There is no “riot,” folks. Anyone who tells you otherwise is lying to you and trying to sell you an agenda. I was there. I spoke with the people who would know. It’s loud. It’s raucous. But so far Governor Teabagger has not succeeded in making it violent.
Eventually I went inside to the Rotunda, since it was cold and it seemed like that was where the action was.
It was packed.
This is what democracy looks like.
At one point some of the Democratic House members came out, to thunderous applause, but for the most part it was just the crowd itself, speaking, listening, and upholding the highest standards of American citizenship.
There are times when I find the actions and attitudes of this country appalling, but I am always proud to be an American and it is moments like these that confirm that.

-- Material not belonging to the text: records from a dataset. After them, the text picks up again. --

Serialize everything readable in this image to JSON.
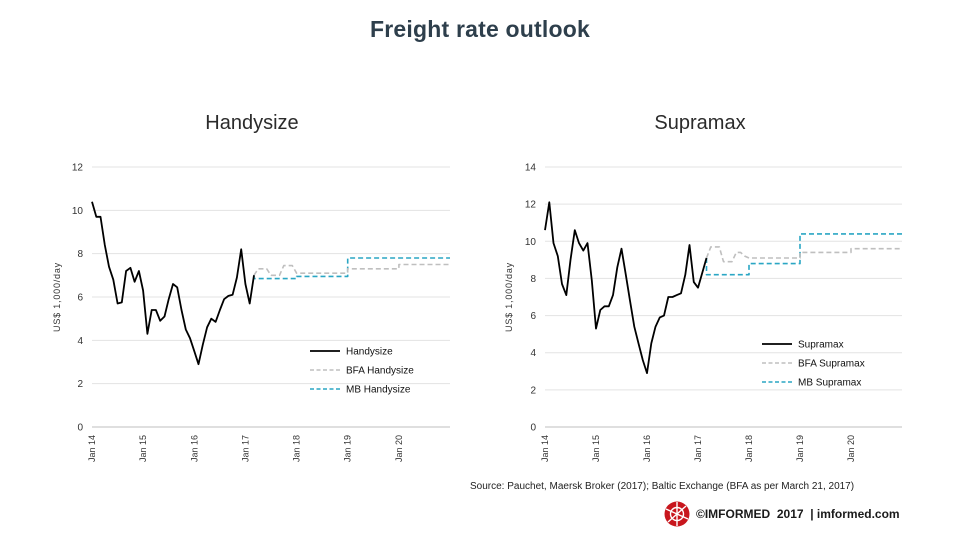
{
  "title": "Freight rate outlook",
  "source": "Source: Pauchet, Maersk Broker (2017); Baltic Exchange (BFA as per March 21, 2017)",
  "footer": {
    "brand": "©IMFORMED",
    "year": "2017",
    "site": "| imformed.com"
  },
  "colors": {
    "actual": "#000000",
    "bfa": "#bfbfbf",
    "mb": "#2aa6c4",
    "title": "#2e3f4c"
  },
  "chart_data": [
    {
      "type": "line",
      "title": "Handysize",
      "ylabel": "US$ 1,000/day",
      "ylim": [
        0,
        12
      ],
      "yticks": [
        0,
        2,
        4,
        6,
        8,
        10,
        12
      ],
      "x_tick_labels": [
        "Jan 14",
        "Jan 15",
        "Jan 16",
        "Jan 17",
        "Jan 18",
        "Jan 19",
        "Jan 20"
      ],
      "x_tick_months": [
        0,
        12,
        24,
        36,
        48,
        60,
        72
      ],
      "xlim_months": [
        0,
        84
      ],
      "legend_position": "lower-right",
      "series": [
        {
          "name": "Handysize",
          "style": "solid",
          "color": "#000000",
          "points": [
            [
              0,
              10.4
            ],
            [
              1,
              9.7
            ],
            [
              2,
              9.7
            ],
            [
              3,
              8.4
            ],
            [
              4,
              7.4
            ],
            [
              5,
              6.8
            ],
            [
              6,
              5.7
            ],
            [
              7,
              5.75
            ],
            [
              8,
              7.2
            ],
            [
              9,
              7.35
            ],
            [
              10,
              6.7
            ],
            [
              11,
              7.2
            ],
            [
              12,
              6.3
            ],
            [
              13,
              4.3
            ],
            [
              14,
              5.4
            ],
            [
              15,
              5.4
            ],
            [
              16,
              4.9
            ],
            [
              17,
              5.1
            ],
            [
              18,
              5.9
            ],
            [
              19,
              6.6
            ],
            [
              20,
              6.45
            ],
            [
              21,
              5.4
            ],
            [
              22,
              4.5
            ],
            [
              23,
              4.1
            ],
            [
              24,
              3.5
            ],
            [
              25,
              2.9
            ],
            [
              26,
              3.8
            ],
            [
              27,
              4.6
            ],
            [
              28,
              5.0
            ],
            [
              29,
              4.85
            ],
            [
              30,
              5.4
            ],
            [
              31,
              5.9
            ],
            [
              32,
              6.05
            ],
            [
              33,
              6.1
            ],
            [
              34,
              6.9
            ],
            [
              35,
              8.2
            ],
            [
              36,
              6.6
            ],
            [
              37,
              5.7
            ],
            [
              38,
              7.0
            ]
          ]
        },
        {
          "name": "BFA Handysize",
          "style": "dashed",
          "color": "#bfbfbf",
          "points": [
            [
              38,
              7.0
            ],
            [
              39,
              7.3
            ],
            [
              40,
              7.3
            ],
            [
              41,
              7.3
            ],
            [
              42,
              7.0
            ],
            [
              43,
              7.0
            ],
            [
              44,
              7.0
            ],
            [
              45,
              7.45
            ],
            [
              46,
              7.45
            ],
            [
              47,
              7.45
            ],
            [
              48,
              7.1
            ],
            [
              60,
              7.1
            ],
            [
              60,
              7.3
            ],
            [
              72,
              7.3
            ],
            [
              72,
              7.5
            ],
            [
              84,
              7.5
            ]
          ]
        },
        {
          "name": "MB Handysize",
          "style": "dashed",
          "color": "#2aa6c4",
          "points": [
            [
              38,
              7.0
            ],
            [
              38,
              6.85
            ],
            [
              48,
              6.85
            ],
            [
              48,
              6.95
            ],
            [
              60,
              6.95
            ],
            [
              60,
              7.8
            ],
            [
              84,
              7.8
            ]
          ]
        }
      ]
    },
    {
      "type": "line",
      "title": "Supramax",
      "ylabel": "US$ 1,000/day",
      "ylim": [
        0,
        14
      ],
      "yticks": [
        0,
        2,
        4,
        6,
        8,
        10,
        12,
        14
      ],
      "x_tick_labels": [
        "Jan 14",
        "Jan 15",
        "Jan 16",
        "Jan 17",
        "Jan 18",
        "Jan 19",
        "Jan 20"
      ],
      "x_tick_months": [
        0,
        12,
        24,
        36,
        48,
        60,
        72
      ],
      "xlim_months": [
        0,
        84
      ],
      "legend_position": "lower-right",
      "series": [
        {
          "name": "Supramax",
          "style": "solid",
          "color": "#000000",
          "points": [
            [
              0,
              10.6
            ],
            [
              1,
              12.1
            ],
            [
              2,
              9.9
            ],
            [
              3,
              9.2
            ],
            [
              4,
              7.7
            ],
            [
              5,
              7.1
            ],
            [
              6,
              9.0
            ],
            [
              7,
              10.6
            ],
            [
              8,
              9.9
            ],
            [
              9,
              9.5
            ],
            [
              10,
              9.9
            ],
            [
              11,
              7.9
            ],
            [
              12,
              5.3
            ],
            [
              13,
              6.3
            ],
            [
              14,
              6.5
            ],
            [
              15,
              6.5
            ],
            [
              16,
              7.1
            ],
            [
              17,
              8.6
            ],
            [
              18,
              9.6
            ],
            [
              19,
              8.2
            ],
            [
              20,
              6.8
            ],
            [
              21,
              5.4
            ],
            [
              22,
              4.5
            ],
            [
              23,
              3.6
            ],
            [
              24,
              2.9
            ],
            [
              25,
              4.5
            ],
            [
              26,
              5.4
            ],
            [
              27,
              5.9
            ],
            [
              28,
              6.0
            ],
            [
              29,
              7.0
            ],
            [
              30,
              7.0
            ],
            [
              31,
              7.1
            ],
            [
              32,
              7.2
            ],
            [
              33,
              8.2
            ],
            [
              34,
              9.8
            ],
            [
              35,
              7.8
            ],
            [
              36,
              7.5
            ],
            [
              38,
              9.1
            ]
          ]
        },
        {
          "name": "BFA Supramax",
          "style": "dashed",
          "color": "#bfbfbf",
          "points": [
            [
              38,
              9.1
            ],
            [
              39,
              9.7
            ],
            [
              40,
              9.7
            ],
            [
              41,
              9.7
            ],
            [
              42,
              8.9
            ],
            [
              43,
              8.9
            ],
            [
              44,
              8.9
            ],
            [
              45,
              9.4
            ],
            [
              46,
              9.4
            ],
            [
              47,
              9.2
            ],
            [
              48,
              9.1
            ],
            [
              60,
              9.1
            ],
            [
              60,
              9.4
            ],
            [
              72,
              9.4
            ],
            [
              72,
              9.6
            ],
            [
              84,
              9.6
            ]
          ]
        },
        {
          "name": "MB Supramax",
          "style": "dashed",
          "color": "#2aa6c4",
          "points": [
            [
              38,
              9.1
            ],
            [
              38,
              8.2
            ],
            [
              48,
              8.2
            ],
            [
              48,
              8.8
            ],
            [
              60,
              8.8
            ],
            [
              60,
              10.4
            ],
            [
              84,
              10.4
            ]
          ]
        }
      ]
    }
  ]
}
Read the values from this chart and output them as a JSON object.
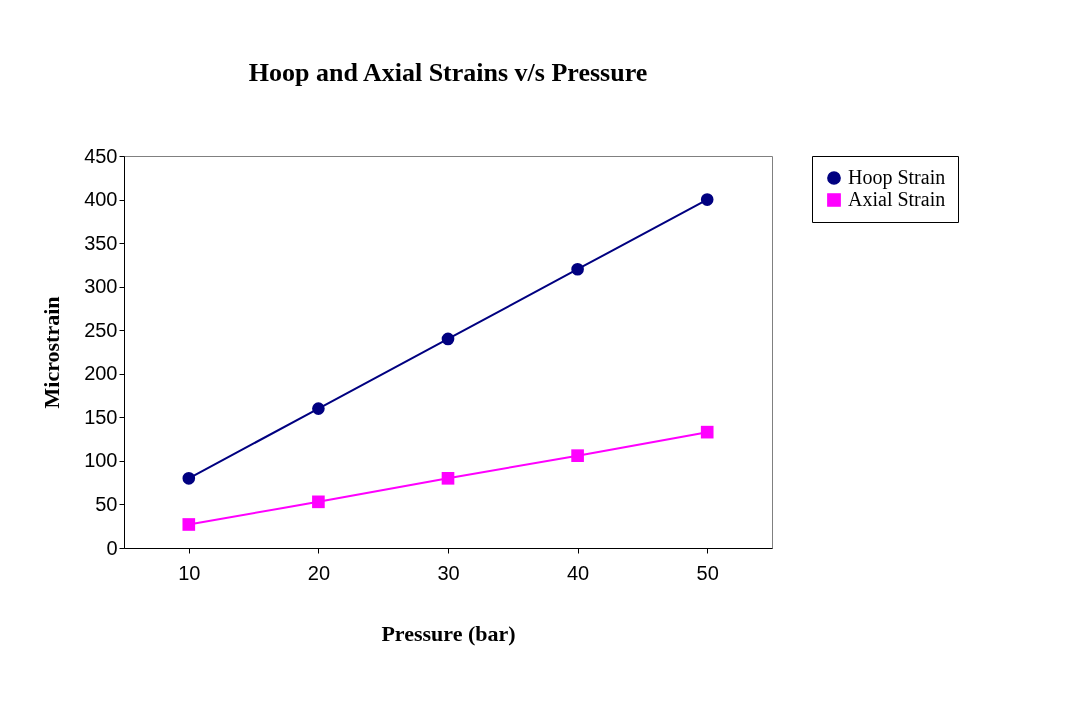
{
  "chart_data": {
    "type": "line",
    "title": "Hoop and Axial Strains v/s Pressure",
    "xlabel": "Pressure (bar)",
    "ylabel": "Microstrain",
    "categories": [
      "10",
      "20",
      "30",
      "40",
      "50"
    ],
    "series": [
      {
        "name": "Hoop Strain",
        "color": "#000080",
        "marker": "circle",
        "values": [
          80,
          160,
          240,
          320,
          400
        ]
      },
      {
        "name": "Axial Strain",
        "color": "#ff00ff",
        "marker": "square",
        "values": [
          27,
          53,
          80,
          106,
          133
        ]
      }
    ],
    "ylim": [
      0,
      450
    ],
    "yticks": [
      0,
      50,
      100,
      150,
      200,
      250,
      300,
      350,
      400,
      450
    ],
    "grid": false,
    "legend": "right",
    "line_style": "solid"
  }
}
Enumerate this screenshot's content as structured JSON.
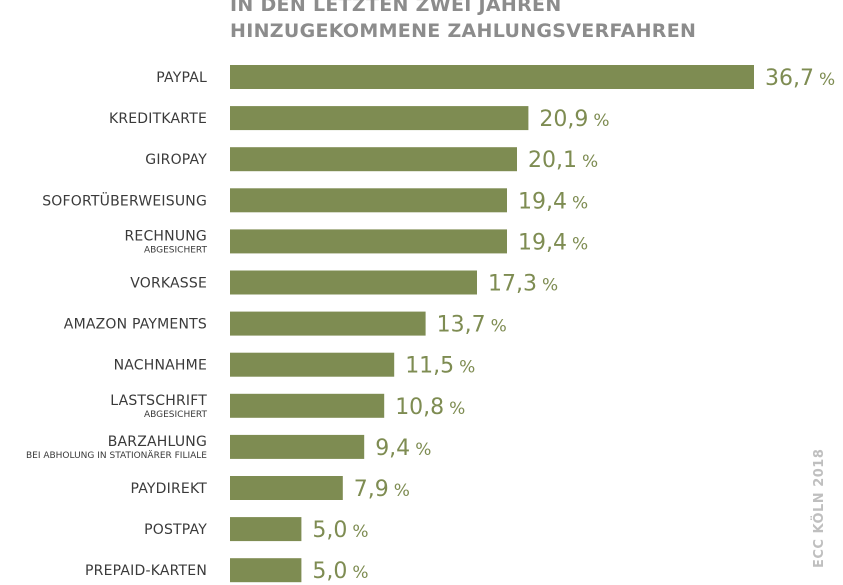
{
  "colors": {
    "bar": "#7e8c52",
    "value_text": "#7e8c52",
    "label_text": "#3a3a3a",
    "title_text": "#8c8c8c",
    "source_text": "#bfbfbf"
  },
  "source": "ECC KÖLN 2018",
  "chart_data": {
    "type": "bar",
    "orientation": "horizontal",
    "title_lines": [
      "IN DEN LETZTEN ZWEI JAHREN",
      "HINZUGEKOMMENE ZAHLUNGSVERFAHREN"
    ],
    "unit": "%",
    "xlim": [
      0,
      36.7
    ],
    "grid": false,
    "legend": "none",
    "categories": [
      {
        "label": "PAYPAL",
        "sublabel": "",
        "value": 36.7,
        "value_text": "36,7"
      },
      {
        "label": "KREDITKARTE",
        "sublabel": "",
        "value": 20.9,
        "value_text": "20,9"
      },
      {
        "label": "GIROPAY",
        "sublabel": "",
        "value": 20.1,
        "value_text": "20,1"
      },
      {
        "label": "SOFORTÜBERWEISUNG",
        "sublabel": "",
        "value": 19.4,
        "value_text": "19,4"
      },
      {
        "label": "RECHNUNG",
        "sublabel": "ABGESICHERT",
        "value": 19.4,
        "value_text": "19,4"
      },
      {
        "label": "VORKASSE",
        "sublabel": "",
        "value": 17.3,
        "value_text": "17,3"
      },
      {
        "label": "AMAZON PAYMENTS",
        "sublabel": "",
        "value": 13.7,
        "value_text": "13,7"
      },
      {
        "label": "NACHNAHME",
        "sublabel": "",
        "value": 11.5,
        "value_text": "11,5"
      },
      {
        "label": "LASTSCHRIFT",
        "sublabel": "ABGESICHERT",
        "value": 10.8,
        "value_text": "10,8"
      },
      {
        "label": "BARZAHLUNG",
        "sublabel": "BEI ABHOLUNG IN STATIONÄRER FILIALE",
        "value": 9.4,
        "value_text": "9,4"
      },
      {
        "label": "PAYDIREKT",
        "sublabel": "",
        "value": 7.9,
        "value_text": "7,9"
      },
      {
        "label": "POSTPAY",
        "sublabel": "",
        "value": 5.0,
        "value_text": "5,0"
      },
      {
        "label": "PREPAID-KARTEN",
        "sublabel": "",
        "value": 5.0,
        "value_text": "5,0"
      }
    ]
  }
}
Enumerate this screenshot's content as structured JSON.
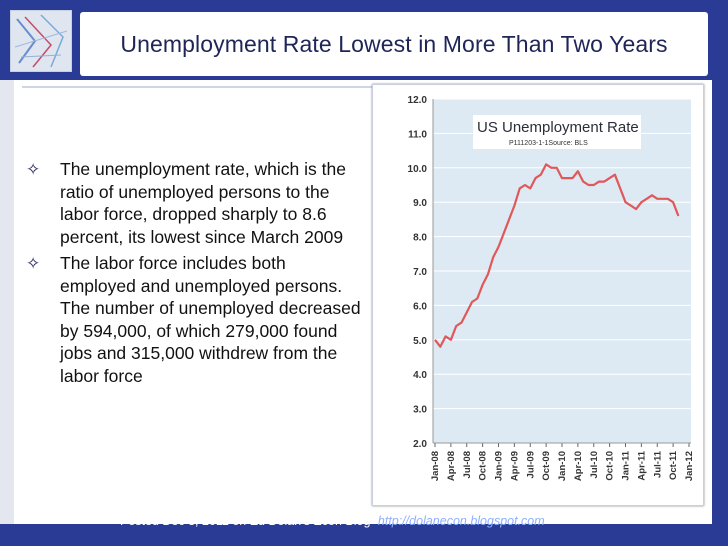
{
  "slide": {
    "title": "Unemployment Rate Lowest in More Than Two Years",
    "bullets": [
      "The unemployment rate, which is the ratio of unemployed persons to the labor force, dropped sharply to 8.6 percent, its lowest since March 2009",
      "The labor force includes both employed and unemployed persons. The number of unemployed decreased by 594,000, of which 279,000 found jobs and 315,000 withdrew from the labor force"
    ],
    "bullet_icon": "diamond-outline-icon",
    "footer_text": "Posted Dec 3, 2011 on Ed Dolan’s Econ Blog",
    "footer_link": "http://dolanecon.blogspot.com",
    "colors": {
      "background": "#2a3b96",
      "plot_background": "#ddeaf3",
      "series_line": "#e0585a",
      "title_text": "#1f2557"
    }
  },
  "chart_data": {
    "type": "line",
    "title": "US Unemployment Rate",
    "subtitle": "P111203-1-1Source: BLS",
    "xlabel": "",
    "ylabel": "",
    "ylim": [
      2.0,
      12.0
    ],
    "yticks": [
      "2.0",
      "3.0",
      "4.0",
      "5.0",
      "6.0",
      "7.0",
      "8.0",
      "9.0",
      "10.0",
      "11.0",
      "12.0"
    ],
    "xticks": [
      "Jan-08",
      "Apr-08",
      "Jul-08",
      "Oct-08",
      "Jan-09",
      "Apr-09",
      "Jul-09",
      "Oct-09",
      "Jan-10",
      "Apr-10",
      "Jul-10",
      "Oct-10",
      "Jan-11",
      "Apr-11",
      "Jul-11",
      "Oct-11",
      "Jan-12"
    ],
    "grid": true,
    "legend": "none",
    "x": [
      "2008-01",
      "2008-02",
      "2008-03",
      "2008-04",
      "2008-05",
      "2008-06",
      "2008-07",
      "2008-08",
      "2008-09",
      "2008-10",
      "2008-11",
      "2008-12",
      "2009-01",
      "2009-02",
      "2009-03",
      "2009-04",
      "2009-05",
      "2009-06",
      "2009-07",
      "2009-08",
      "2009-09",
      "2009-10",
      "2009-11",
      "2009-12",
      "2010-01",
      "2010-02",
      "2010-03",
      "2010-04",
      "2010-05",
      "2010-06",
      "2010-07",
      "2010-08",
      "2010-09",
      "2010-10",
      "2010-11",
      "2010-12",
      "2011-01",
      "2011-02",
      "2011-03",
      "2011-04",
      "2011-05",
      "2011-06",
      "2011-07",
      "2011-08",
      "2011-09",
      "2011-10",
      "2011-11"
    ],
    "series": [
      {
        "values": [
          5.0,
          4.8,
          5.1,
          5.0,
          5.4,
          5.5,
          5.8,
          6.1,
          6.2,
          6.6,
          6.9,
          7.4,
          7.7,
          8.1,
          8.5,
          8.9,
          9.4,
          9.5,
          9.4,
          9.7,
          9.8,
          10.1,
          10.0,
          10.0,
          9.7,
          9.7,
          9.7,
          9.9,
          9.6,
          9.5,
          9.5,
          9.6,
          9.6,
          9.7,
          9.8,
          9.4,
          9.0,
          8.9,
          8.8,
          9.0,
          9.1,
          9.2,
          9.1,
          9.1,
          9.1,
          9.0,
          8.6
        ]
      }
    ]
  }
}
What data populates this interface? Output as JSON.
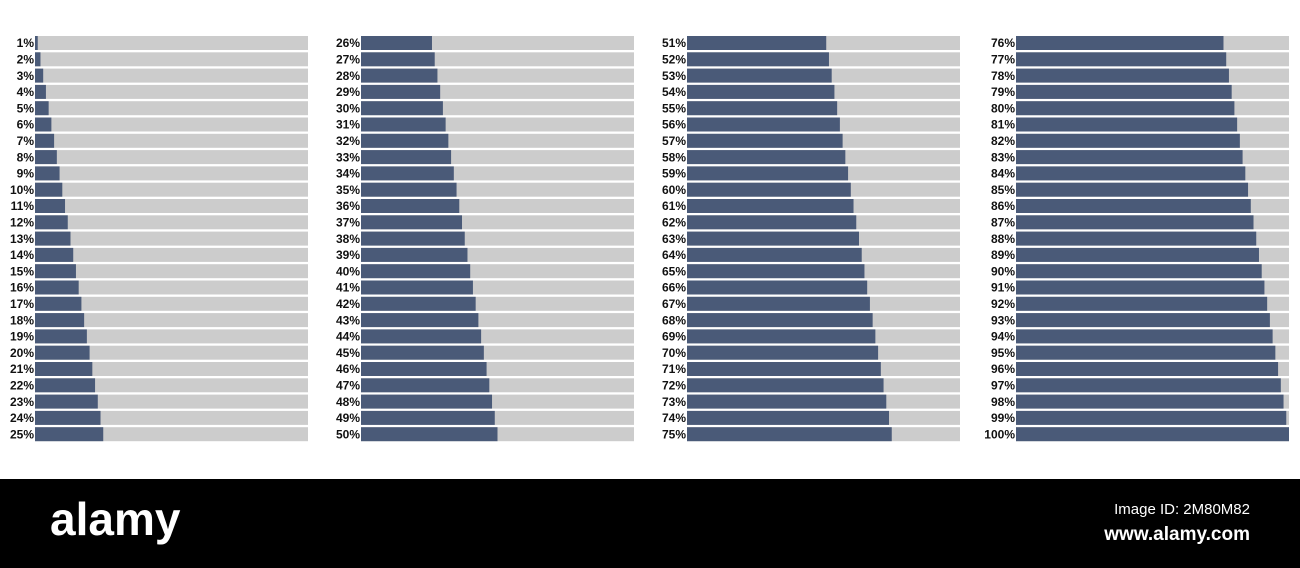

It got even louder when the cops came in.
There was a lot to see. From clever protests to impassioned signs to doors covered in thank-you notes, there was simply a lot to see.
Just about the time I was ready to leave, Wisconsin’s senior Senator, Herb Kohl, arrived. I almost walked right by him – an easy thing to do, as he is not much taller than Tabitha and had arrived without media fanfare or security entourage – but he was gracious and shook my hand, and I thanked him for coming out.
I made a few more circuits of the Capitol, and then it was time to leave. I can only hope that somebody will take Governor Teabagger aside and talk some sense into him sometime soon. Otherwise it’s going to be a long winter.